Padraic, a born entrepreneur, says that nearly half a million euro has been generated by the idea since it was first featured on The Toy Show three years ago but most of this revenue has been ploughed back into developing the Field Toys brand through his company Class Grass.

Economic crash

How Padraic became involved with artificial grass is a story in itself, as is his career up to the economic crash of the late '90s centred on plant hire in the Roscommon area, mainly on the land reclamation side.

When the boom slowed he sold up and went to work with a friend running a company producing artificial grass near Faro airport in Portugal.

After a few years there he returned to Ireland and set up his own artificial grass business at the homeplace in Roscommon - it initially dressed graves with the artificial grass.
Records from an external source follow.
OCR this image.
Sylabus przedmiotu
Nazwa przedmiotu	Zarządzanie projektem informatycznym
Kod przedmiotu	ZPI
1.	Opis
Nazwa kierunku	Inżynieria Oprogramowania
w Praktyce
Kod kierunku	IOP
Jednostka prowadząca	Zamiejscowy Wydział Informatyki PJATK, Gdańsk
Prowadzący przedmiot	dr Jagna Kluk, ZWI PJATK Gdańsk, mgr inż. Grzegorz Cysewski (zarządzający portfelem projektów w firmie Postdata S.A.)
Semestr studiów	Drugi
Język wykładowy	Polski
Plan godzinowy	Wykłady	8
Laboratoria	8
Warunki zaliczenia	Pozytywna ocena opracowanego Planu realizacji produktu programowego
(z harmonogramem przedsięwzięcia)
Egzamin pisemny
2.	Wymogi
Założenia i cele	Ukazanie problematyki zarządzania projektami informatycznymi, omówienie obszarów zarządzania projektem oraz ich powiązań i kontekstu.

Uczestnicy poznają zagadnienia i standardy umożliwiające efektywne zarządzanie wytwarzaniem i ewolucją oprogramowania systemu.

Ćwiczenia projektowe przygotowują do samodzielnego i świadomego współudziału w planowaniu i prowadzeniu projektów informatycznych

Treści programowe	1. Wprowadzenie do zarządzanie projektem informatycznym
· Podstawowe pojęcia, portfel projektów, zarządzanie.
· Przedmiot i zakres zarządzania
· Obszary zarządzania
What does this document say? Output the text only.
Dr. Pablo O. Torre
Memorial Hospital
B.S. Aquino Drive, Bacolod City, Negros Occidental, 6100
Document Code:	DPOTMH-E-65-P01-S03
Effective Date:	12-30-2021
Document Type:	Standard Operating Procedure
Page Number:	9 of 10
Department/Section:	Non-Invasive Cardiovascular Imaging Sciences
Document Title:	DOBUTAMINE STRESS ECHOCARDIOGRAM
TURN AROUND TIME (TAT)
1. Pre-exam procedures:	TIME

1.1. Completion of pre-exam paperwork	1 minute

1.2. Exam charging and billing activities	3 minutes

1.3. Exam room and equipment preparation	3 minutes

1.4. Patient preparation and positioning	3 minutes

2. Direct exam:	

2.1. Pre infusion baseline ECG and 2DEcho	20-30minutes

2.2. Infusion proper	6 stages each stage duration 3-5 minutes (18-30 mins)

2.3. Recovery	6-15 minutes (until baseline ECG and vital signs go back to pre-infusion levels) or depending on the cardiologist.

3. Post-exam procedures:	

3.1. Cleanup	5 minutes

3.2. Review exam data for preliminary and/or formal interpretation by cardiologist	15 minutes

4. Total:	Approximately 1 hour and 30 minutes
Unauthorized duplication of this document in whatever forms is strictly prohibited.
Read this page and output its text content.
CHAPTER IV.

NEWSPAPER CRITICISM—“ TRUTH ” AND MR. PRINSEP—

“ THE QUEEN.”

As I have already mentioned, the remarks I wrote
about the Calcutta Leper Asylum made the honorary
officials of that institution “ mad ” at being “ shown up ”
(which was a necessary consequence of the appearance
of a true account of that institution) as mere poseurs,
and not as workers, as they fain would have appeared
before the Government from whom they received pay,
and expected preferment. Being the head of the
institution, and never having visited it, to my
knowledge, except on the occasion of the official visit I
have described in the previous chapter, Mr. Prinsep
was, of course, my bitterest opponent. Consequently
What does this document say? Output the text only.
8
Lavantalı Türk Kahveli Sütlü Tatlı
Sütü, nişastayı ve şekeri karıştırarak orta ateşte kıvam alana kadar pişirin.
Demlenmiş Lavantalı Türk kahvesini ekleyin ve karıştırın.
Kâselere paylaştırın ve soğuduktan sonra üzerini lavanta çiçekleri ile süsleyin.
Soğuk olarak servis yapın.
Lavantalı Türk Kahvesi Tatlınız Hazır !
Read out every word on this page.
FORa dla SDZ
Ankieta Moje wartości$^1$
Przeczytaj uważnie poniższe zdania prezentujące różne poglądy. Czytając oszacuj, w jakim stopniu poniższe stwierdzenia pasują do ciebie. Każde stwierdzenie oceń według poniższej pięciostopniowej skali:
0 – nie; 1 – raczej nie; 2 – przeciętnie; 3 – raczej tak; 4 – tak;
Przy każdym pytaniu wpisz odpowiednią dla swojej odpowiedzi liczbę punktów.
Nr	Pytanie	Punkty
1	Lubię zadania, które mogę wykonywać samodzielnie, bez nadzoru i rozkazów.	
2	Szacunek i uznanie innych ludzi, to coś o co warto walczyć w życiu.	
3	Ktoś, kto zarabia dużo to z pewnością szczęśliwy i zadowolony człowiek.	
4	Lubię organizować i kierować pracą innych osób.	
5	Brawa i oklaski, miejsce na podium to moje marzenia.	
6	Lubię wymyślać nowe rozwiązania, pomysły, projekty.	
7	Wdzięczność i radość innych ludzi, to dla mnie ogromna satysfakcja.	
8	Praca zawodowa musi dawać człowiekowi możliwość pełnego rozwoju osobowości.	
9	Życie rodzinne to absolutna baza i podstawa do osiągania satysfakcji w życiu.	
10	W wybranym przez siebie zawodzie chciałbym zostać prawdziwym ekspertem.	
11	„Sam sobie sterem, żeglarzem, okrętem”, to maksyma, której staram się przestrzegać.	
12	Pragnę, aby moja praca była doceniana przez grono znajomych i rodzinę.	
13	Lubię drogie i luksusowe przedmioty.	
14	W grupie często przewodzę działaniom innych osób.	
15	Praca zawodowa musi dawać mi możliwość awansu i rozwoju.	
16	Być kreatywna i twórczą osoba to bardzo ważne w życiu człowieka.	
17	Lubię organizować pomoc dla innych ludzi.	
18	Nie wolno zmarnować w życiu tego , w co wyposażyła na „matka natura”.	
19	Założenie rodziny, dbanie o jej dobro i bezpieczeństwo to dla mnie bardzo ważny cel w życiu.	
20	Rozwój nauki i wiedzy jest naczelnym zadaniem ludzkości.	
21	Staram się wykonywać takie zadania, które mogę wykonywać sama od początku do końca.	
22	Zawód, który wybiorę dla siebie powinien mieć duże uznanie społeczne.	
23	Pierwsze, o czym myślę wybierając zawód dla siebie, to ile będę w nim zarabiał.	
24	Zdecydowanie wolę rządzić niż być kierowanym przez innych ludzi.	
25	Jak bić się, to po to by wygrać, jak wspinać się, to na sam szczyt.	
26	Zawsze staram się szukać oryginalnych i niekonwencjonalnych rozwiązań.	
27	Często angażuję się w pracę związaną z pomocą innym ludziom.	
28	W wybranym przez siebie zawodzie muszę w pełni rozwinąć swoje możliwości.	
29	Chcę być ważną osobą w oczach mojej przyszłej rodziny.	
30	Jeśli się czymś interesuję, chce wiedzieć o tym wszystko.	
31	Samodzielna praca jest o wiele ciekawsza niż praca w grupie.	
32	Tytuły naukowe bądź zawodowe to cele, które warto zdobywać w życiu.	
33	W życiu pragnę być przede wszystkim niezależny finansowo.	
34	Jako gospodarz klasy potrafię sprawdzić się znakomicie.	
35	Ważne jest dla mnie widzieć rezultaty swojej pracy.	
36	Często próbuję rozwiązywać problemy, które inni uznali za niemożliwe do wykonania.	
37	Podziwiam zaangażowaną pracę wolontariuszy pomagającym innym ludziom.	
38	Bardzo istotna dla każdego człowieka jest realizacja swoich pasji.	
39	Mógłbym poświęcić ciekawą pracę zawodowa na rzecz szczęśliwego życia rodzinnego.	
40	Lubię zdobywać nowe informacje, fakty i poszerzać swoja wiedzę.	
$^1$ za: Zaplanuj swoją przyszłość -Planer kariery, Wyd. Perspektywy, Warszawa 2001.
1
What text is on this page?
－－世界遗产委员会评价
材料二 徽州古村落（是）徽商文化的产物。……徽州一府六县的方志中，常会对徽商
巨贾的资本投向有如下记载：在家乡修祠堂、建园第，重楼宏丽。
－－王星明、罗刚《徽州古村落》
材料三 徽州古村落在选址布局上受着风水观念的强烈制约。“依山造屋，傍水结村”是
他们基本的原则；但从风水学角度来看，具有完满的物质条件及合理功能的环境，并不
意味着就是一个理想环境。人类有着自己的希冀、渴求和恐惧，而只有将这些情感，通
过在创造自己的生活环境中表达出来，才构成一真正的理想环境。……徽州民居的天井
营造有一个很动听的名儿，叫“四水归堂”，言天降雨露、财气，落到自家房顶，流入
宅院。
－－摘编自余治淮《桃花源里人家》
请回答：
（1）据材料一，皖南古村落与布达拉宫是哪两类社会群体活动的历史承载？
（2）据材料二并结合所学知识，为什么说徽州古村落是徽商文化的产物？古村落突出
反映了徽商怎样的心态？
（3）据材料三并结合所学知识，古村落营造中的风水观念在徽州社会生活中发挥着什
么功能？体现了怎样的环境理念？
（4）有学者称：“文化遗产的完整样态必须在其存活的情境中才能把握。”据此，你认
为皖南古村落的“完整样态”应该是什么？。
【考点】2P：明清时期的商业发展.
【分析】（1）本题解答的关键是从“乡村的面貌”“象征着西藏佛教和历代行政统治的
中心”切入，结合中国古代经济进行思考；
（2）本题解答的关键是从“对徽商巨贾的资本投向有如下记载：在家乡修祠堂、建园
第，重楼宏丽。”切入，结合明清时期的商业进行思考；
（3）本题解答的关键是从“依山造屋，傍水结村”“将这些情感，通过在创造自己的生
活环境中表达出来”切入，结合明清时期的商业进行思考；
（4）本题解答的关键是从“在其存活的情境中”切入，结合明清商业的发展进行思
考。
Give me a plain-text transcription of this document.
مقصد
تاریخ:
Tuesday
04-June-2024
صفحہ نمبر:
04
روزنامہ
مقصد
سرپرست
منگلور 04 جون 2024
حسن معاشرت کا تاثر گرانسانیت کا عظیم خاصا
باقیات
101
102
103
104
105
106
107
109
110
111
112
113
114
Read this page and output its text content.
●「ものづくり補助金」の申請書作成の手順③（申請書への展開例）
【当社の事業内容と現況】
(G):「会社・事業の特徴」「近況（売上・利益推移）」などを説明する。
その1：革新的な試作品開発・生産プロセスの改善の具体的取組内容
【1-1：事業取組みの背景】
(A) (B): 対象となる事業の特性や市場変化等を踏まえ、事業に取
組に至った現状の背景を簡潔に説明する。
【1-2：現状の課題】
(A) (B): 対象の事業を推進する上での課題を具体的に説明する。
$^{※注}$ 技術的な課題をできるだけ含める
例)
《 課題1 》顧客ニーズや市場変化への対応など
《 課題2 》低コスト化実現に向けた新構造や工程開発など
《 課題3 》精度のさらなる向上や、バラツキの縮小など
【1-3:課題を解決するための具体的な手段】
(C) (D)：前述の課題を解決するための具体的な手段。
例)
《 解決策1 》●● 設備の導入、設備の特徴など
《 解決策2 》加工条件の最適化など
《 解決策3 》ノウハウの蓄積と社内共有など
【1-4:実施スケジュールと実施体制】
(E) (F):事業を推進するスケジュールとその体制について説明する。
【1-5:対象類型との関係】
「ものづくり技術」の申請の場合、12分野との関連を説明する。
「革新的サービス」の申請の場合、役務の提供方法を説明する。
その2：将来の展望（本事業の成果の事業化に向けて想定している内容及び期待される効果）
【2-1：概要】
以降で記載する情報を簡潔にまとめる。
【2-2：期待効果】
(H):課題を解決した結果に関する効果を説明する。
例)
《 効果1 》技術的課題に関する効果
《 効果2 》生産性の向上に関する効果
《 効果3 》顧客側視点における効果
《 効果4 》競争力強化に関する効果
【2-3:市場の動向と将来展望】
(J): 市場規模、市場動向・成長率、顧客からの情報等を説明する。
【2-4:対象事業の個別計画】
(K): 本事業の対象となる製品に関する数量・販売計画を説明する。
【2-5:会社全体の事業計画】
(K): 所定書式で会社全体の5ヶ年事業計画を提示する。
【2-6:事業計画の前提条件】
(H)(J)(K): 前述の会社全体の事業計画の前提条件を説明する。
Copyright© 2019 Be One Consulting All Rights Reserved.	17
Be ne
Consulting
It still does that but has been cranked up a few commercial gears to cope with the toy venture.

The fields being manufactured for the American market are being assembled in China for cost reasons, and are being marketed in the States by a Northern Irish company with experience of the American market.

"The signs are good at the moment and the containers are ready to roll. We are hopeful about the American venture", Padraic says.

Back at base in Roscommon Padraic employs seven people working from converted farm buildings on a 30-acre holding near his home farm which he bought to facilitate his growing business. A series of different fields have been developed and, of course, each comes with its own title deed.